In Part 1 of this series, you read about how helpful tablets can be for your web writing, and an overview of the industry and types available. This part of the series focuses on helping you figure out what you need before you walk into a store or order online.
Companies release new models fairly frequently (at least once a year by many of them), but your criteria won’t change unless you change how you work. Understanding that gives you the power to pick a tablet that will suit you, no matter what or when companies decide to make changes.
Generally speaking, I think most people immediately think of price when purchasing a high-tech gadget. And budget is certainly important, but there are other criteria that are more so.

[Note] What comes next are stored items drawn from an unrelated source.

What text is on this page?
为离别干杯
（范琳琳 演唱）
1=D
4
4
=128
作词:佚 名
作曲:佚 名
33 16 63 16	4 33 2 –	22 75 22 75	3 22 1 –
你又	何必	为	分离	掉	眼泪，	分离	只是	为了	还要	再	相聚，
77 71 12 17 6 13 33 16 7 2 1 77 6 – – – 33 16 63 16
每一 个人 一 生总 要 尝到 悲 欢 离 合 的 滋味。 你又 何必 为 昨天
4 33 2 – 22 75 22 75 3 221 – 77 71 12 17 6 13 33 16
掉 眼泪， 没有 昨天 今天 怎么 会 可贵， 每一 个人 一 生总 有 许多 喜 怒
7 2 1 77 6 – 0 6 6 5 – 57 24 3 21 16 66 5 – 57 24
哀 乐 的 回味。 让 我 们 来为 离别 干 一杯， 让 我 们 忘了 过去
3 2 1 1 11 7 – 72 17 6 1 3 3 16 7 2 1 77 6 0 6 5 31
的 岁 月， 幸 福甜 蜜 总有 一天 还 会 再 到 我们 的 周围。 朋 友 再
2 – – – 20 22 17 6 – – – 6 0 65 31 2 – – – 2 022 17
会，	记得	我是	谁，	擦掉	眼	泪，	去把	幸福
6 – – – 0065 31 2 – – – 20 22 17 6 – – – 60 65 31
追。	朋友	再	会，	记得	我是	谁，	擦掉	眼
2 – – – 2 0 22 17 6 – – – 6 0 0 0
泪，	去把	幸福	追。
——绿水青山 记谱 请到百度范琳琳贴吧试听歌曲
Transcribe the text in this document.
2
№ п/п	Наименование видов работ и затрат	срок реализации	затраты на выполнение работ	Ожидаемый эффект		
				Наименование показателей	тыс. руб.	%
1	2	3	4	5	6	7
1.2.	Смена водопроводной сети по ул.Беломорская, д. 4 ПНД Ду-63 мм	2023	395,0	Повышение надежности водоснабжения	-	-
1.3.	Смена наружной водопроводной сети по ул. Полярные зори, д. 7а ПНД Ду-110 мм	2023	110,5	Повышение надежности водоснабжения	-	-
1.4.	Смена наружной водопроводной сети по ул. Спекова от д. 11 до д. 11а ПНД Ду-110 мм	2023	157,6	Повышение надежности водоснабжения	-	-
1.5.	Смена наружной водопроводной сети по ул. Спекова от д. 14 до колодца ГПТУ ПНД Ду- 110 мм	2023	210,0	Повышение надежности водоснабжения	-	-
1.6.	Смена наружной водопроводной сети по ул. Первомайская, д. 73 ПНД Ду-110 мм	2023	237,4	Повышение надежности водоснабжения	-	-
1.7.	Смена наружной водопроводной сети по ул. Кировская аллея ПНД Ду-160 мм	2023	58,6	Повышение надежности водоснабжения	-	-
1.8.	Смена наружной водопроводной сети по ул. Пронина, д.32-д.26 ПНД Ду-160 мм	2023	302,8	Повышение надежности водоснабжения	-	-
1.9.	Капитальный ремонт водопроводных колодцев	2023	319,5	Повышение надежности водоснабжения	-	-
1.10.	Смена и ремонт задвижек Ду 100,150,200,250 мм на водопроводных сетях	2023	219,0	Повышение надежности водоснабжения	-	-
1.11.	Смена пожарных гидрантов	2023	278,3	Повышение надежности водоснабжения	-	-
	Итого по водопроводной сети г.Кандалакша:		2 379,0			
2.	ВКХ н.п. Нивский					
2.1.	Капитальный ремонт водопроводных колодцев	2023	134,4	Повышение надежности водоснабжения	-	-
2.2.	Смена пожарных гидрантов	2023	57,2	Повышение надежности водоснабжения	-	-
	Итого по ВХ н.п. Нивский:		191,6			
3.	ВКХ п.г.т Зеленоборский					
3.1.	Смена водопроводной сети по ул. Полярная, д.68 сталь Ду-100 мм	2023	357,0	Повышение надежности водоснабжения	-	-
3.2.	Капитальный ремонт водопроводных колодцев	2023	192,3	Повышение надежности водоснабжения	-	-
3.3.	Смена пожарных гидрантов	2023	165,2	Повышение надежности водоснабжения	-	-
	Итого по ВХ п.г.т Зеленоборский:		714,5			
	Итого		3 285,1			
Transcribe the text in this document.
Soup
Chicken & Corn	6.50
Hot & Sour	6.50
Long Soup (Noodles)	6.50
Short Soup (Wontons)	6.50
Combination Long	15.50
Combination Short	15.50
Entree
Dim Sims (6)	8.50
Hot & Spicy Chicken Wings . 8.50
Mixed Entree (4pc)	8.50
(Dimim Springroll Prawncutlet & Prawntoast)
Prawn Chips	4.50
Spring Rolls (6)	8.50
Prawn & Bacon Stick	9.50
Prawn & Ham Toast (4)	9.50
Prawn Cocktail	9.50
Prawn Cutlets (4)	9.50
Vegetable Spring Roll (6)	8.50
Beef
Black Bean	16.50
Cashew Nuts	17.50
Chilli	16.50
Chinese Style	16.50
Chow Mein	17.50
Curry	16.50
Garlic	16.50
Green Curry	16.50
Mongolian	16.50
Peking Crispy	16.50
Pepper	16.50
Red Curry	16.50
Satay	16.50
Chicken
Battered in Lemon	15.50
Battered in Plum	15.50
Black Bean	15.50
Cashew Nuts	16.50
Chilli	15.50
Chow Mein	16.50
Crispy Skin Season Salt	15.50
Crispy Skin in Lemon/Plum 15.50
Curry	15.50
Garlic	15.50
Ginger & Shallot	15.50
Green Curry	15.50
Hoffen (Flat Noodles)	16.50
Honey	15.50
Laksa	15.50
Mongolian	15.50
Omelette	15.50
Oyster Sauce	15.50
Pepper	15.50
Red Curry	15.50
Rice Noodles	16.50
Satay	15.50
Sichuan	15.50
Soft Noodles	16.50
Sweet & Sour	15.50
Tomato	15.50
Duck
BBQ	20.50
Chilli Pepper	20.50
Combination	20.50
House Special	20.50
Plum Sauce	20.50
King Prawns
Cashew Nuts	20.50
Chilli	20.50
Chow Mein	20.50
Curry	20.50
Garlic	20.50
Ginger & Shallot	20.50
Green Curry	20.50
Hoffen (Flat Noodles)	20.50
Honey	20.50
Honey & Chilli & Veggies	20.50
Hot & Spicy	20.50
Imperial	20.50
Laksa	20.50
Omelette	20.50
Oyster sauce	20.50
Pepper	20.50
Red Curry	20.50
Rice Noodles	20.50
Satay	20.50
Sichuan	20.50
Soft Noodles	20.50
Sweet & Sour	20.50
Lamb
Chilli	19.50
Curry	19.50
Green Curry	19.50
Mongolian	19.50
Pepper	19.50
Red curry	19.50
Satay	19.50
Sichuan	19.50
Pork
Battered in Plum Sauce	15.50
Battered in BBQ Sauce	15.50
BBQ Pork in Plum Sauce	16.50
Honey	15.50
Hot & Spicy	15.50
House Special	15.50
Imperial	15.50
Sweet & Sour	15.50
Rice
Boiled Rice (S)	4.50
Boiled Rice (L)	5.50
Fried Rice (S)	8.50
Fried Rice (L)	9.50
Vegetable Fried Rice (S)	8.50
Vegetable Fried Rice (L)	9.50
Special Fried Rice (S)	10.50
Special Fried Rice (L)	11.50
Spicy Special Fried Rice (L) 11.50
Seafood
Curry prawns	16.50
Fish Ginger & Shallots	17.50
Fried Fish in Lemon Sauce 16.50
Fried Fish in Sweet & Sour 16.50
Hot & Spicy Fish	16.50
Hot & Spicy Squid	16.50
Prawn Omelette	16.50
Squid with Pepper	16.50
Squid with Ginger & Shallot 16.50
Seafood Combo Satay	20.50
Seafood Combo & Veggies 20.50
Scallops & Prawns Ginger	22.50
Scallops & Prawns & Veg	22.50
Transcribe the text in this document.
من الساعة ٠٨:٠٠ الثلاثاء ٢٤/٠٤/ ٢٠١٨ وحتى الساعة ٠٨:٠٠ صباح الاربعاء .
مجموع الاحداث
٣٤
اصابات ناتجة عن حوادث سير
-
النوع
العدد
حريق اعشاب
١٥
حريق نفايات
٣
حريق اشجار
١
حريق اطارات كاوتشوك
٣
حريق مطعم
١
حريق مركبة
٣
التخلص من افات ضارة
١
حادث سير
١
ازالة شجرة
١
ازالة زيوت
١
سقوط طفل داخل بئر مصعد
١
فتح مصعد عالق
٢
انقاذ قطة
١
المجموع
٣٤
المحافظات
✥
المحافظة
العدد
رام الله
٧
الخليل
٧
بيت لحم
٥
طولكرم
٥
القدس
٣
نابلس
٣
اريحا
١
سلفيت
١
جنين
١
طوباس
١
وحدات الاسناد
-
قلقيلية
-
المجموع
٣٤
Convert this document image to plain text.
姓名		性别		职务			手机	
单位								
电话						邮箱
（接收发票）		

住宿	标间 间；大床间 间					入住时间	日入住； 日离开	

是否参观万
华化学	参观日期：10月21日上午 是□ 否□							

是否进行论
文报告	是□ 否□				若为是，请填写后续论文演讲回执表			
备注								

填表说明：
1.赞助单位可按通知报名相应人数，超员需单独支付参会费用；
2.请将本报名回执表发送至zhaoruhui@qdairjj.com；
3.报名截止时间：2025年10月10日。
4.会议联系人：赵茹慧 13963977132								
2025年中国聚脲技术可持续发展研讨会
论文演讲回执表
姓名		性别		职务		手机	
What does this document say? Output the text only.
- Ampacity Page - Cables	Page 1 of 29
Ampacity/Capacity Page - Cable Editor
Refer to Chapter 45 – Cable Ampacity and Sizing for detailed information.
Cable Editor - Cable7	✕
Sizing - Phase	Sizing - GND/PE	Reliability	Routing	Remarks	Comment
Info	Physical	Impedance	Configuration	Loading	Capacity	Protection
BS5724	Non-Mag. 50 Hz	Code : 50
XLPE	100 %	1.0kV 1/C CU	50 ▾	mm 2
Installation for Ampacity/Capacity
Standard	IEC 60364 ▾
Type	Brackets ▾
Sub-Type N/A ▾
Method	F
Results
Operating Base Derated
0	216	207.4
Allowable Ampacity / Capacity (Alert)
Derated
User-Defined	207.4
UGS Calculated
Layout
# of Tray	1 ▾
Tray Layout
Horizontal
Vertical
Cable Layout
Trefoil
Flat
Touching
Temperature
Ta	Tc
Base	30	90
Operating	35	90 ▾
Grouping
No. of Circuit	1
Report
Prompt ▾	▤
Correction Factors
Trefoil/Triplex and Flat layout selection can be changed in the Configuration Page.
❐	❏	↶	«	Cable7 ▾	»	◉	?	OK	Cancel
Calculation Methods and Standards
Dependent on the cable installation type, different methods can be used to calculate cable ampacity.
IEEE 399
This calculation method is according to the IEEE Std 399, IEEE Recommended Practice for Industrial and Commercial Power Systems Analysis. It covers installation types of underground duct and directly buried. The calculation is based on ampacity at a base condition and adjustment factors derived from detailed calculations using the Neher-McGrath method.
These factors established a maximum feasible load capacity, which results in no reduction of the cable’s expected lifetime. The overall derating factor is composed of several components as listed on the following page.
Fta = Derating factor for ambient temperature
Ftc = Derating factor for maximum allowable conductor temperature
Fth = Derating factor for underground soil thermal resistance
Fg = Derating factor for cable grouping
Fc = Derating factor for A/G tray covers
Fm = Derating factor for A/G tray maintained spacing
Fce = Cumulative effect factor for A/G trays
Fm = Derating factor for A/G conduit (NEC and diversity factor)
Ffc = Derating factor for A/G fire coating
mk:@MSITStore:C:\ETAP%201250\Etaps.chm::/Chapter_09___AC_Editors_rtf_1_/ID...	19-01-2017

For example, if you determine you need a tablet that costs $1,000 you can save up for it if you can’t afford it now. But if you buy a $300 tablet, and later discover you need the features only offered on the $700 model, then you’ll likely have a severe case of buyer’s remorse. And unless you’re extremely lucky, you’ll never resell it for what you paid originally.
So, I’ve put these criteria in the order that I think makes the most sense from that perspective. What I mean is that budget is important, but also flexible — in the sense that you can save to make a larger purchase.
I’ve explained this in more detail in Part 1. Decide if you want to use Windows, iOS (iPads), or Android. Many people will know immediately which one they want. If you don’t have a strong opinion on the subject, ask yourself what you already use now (on your smartphone, laptop, or desktop) and go with that.